192.168.0.10:52301 -> 203.0.113.7:40001
192.168.0.11:52301 -> 203.0.113.7:40002
Workaround to IPv4's small address space, not needed in IPv6 where 1:1 mappings are encouraged
Firewall
Decides which packets are allowed/blocked
Lives between private network and public internet
Typically blocks incoming connections, not outgoing
Corporates typically block UDP entirely because the lack of handshakes make it hard for firewalls to understand the session state If asked: “How would you design WhatsApp voice calls?” • Signaling: WebSockets (or SIP for enterprise VoIP). • Transport: RTP/SRTP for media. • NAT traversal: STUN + TURN fallback. • Encryption: SRTP end-to-end. • QoS handling: Adaptive bitrate, jitter buffer.

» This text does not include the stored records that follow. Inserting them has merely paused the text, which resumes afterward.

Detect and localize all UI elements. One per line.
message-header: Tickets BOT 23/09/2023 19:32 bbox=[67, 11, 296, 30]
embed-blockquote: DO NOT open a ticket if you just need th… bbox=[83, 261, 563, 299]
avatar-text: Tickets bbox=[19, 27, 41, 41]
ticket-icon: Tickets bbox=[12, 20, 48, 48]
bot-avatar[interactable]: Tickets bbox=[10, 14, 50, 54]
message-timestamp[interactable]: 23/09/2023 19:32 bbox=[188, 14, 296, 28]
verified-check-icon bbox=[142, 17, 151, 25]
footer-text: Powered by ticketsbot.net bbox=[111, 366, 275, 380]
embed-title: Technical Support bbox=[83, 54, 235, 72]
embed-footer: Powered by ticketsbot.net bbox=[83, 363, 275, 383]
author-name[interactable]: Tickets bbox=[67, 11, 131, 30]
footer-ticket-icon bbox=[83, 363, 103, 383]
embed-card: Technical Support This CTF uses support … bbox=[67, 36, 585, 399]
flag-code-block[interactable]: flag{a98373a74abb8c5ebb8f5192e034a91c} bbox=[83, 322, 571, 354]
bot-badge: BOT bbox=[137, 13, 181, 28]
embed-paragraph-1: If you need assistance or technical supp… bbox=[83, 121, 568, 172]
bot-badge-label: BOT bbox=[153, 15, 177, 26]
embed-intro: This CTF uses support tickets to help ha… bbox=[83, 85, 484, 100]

If asked: “How does WebRTC work?” • WebRTC = framework, uses: • Signaling (custom, often WebSocket) • RTP/SRTP for audio/video streams • STUN/TURN for NAT traversal • DTLS/SRTP for security • Adaptive bitrate + codec negotiation.
If asked: “How does VoLTE differ from WhatsApp?” • VoLTE → Managed SIP + RTP inside carrier network, guaranteed QoS, low jitter. • WhatsApp → WebRTC over the public Internet, no QoS guarantees.